Rather than boldly calling out the problems in our state, and how Republicans have made Florida a tale of two states, Graham looked to bridge build to a group of voters who long ago embraced the GOP in force. Regardless of whether or not the ambitious Andrew Gillum’s progressive crusade is successful in November, his efforts to coalition build towards a changing Florida are the path that Florida’s progressives and Democrats must pursue in the years to come as the state’s demographics continue to evolve.

Gwen Graham was once a champion of the North Florida way a brand of progressive populism that meant something to the people of North Florida, but in the end she became a weighed down vehicle for Florida’s Democratic consulting class to stay relevant one last time, that’s why it’s no surprise Gillum overlooked her for the second spot on the ticket and instead went with a fresh face in progressive Chris King of Orlando. The failures of the Graham campaign, like the Crist and Sink campaign’s before it, should be clear examples of what Florida Democrats should not do when running statewide.

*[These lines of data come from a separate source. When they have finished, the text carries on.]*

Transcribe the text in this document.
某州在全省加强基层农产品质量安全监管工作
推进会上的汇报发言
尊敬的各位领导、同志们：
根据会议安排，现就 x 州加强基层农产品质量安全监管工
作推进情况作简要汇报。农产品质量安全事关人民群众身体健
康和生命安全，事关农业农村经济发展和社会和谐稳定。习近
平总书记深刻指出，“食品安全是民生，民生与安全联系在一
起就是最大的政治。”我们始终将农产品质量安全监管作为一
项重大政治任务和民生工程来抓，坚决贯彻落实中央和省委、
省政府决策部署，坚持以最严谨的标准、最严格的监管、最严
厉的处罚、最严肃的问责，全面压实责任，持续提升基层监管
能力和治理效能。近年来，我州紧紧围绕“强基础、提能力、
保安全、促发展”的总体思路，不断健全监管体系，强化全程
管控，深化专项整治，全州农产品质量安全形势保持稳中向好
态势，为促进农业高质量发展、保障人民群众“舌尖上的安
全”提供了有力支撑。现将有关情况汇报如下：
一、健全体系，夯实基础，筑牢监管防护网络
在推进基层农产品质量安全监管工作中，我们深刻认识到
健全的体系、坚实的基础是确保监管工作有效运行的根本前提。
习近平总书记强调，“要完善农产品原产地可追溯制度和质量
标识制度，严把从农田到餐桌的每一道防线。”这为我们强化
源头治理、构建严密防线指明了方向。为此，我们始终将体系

Steen Kirby is a Democratic political consultant with Florida based Bold Blue Campaigns and a strong advocate for Florida progressives

3 comments

  1. Ron Baldwin · · Reply

    I am 84 years old and my disabled daughter lives with me. We both have been life-long Democrats. We make our own decisions when voting but discuss them before we vote. We both came to the same conclusion on the recent primary for Governor. We were both put off big-time by the nasty mailings from the Rich Guys.We both would have voted for Gwen except that we believed she would be another Alex Sink. We both voted for Alex because she was very capable. Her only drawback was that she could not draw enough votes to be elected. That left Andrew Gillum, and we have been very pleased with his activities after the primary.

  2. These days bold means tell us your policies…medicare for all, increasing minimum wage, affordable education, etc. Being bold is not how well one plays defense against the horrible GOP policies.

  3. A Florida Democrat · · Reply

    It’s a shame our party turned away a consciousness public servant thanks to the attacks from some rich white guys from south Florida.

    Our nominee as the website has correctly pointed out is flawed and has a pattern of unethical behavior.

    You have to wonder if the GOP wanting to face a weak Gillum with the FBI swirling around or a crooked rich white guy funded these attacks using Levine and Greene as a conduit.